A wildlife sanctuary that houses the largest breeding group of raptors in the world narrowly avoided the flames as over 100 NPA rangers and personnel fought off the blaze with the help of one of the fire-fighting airplanes from Greece. The raptors were evacuated on Thursday while the other inhabitants of the sanctuary, a herd of deer, have been put in a fireproof enclosure, with NPA personnel barring the flames’ path.

The NPA doesn’t have firefighters per se. They received two old fire trucks from the Haifa Union of Cities a year and a half ago as a donation in the wake of the Second Lebanon War, NPA spokesman Omri Gal told the Post on Saturday night.

“After the Second Lebanon War, when we realized no one was focusing on fires in open areas, we arranged to get the fire trucks.

We also have 15 tankers which hook up to the back of a 4x4.

“When it became clear on Thursday that this was going to be a serious fire, the NPA sent out a Green Flame general call asking anyone and everyone to come fight the blaze,” said Gal, who stood side by side with his fellow rangers unsuccessfully trying to quell the blaze on Saturday. One hundred and twenty answered the call – nearly the entire staff of the NPA.

“The local rangers have been guiding a lot of the firefighting teams to the hotspots, since firefighters from Herzliya, say, don’t know their way around the Carmel,” he said.

Gal said it was very hard and upsetting work.

“There’s a lot of frustration putting out a fire in an area that the rest of the year you are trying to conserve and seeing it all burnt.

There’s not a single tree left untouched,” he lamented. Gal added that it was also depressing because they hadn’t managed to contain the flames, even though they did prevent the wildlife sanctuary from being consumed.

JNF firefighters, meanwhile, led a successful concerted effort to protect the Yearot HaCarmel Spa from being overtaken by the blaze on Saturday. They also took part in the efforts along the line between Nir Etzion and Daliat al-Carmel.

The Environmental Protection Ministry urged those in the general vicinity of the flames who did not need to be evacuated to nevertheless stay indoors with the windows shut and an air conditioning system (not a window unit) running.

A ministry spokesman said there was no danger of hazardous materials being stored in the path of the flames at the moment.

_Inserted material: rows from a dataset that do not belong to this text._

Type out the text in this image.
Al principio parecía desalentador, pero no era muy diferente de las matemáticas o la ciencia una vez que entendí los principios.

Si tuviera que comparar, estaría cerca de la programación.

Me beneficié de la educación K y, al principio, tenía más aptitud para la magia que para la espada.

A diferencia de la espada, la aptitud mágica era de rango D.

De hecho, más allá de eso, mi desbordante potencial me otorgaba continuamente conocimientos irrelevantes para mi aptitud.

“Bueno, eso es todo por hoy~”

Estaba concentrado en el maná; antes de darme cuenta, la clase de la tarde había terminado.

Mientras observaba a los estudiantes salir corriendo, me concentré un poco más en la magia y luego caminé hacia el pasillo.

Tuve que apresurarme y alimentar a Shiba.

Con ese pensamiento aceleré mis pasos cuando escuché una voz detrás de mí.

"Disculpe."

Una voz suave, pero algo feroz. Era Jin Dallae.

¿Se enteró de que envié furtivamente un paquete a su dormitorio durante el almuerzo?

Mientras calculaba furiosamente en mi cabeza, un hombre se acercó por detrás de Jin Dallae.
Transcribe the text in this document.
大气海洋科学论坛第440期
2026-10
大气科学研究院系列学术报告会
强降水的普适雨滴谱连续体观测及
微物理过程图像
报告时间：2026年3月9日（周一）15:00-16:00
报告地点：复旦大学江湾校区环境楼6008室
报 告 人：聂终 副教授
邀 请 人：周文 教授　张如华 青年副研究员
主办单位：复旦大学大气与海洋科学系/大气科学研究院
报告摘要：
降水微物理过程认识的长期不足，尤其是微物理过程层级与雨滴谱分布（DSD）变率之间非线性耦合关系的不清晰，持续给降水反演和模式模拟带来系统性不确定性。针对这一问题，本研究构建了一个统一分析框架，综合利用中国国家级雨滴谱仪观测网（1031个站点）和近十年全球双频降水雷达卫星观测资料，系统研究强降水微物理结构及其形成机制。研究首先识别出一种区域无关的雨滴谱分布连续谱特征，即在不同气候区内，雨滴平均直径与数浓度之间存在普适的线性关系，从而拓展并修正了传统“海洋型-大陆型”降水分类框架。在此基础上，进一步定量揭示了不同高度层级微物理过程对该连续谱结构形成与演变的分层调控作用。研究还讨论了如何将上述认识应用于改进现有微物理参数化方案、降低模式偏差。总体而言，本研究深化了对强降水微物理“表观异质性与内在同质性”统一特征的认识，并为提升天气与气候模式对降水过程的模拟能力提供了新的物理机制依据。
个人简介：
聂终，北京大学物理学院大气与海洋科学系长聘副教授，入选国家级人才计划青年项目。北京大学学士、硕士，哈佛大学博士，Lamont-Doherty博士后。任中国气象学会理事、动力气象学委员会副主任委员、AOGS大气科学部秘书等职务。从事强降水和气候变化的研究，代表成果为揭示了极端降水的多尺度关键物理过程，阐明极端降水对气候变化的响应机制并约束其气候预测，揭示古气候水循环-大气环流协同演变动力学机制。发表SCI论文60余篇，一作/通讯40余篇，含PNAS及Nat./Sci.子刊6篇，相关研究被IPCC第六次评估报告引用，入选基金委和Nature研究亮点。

Meanwhile, emergency fundraising campaigns have already been launched. JNF, which is also the fundraising arm of Friends of Israeli Firefighers in the US, said it was aiming to raise $10 million and $500,000 of donated funds were already making their way to Israel. Similarly, United Israel Appeal/Keren Hayesod sent out an emergency call to all of its branches on Thursday. A delegation from the former Soviet Union will be making a solidarity visit on Sunday to show support and to start raising funds for rehabilitating the area.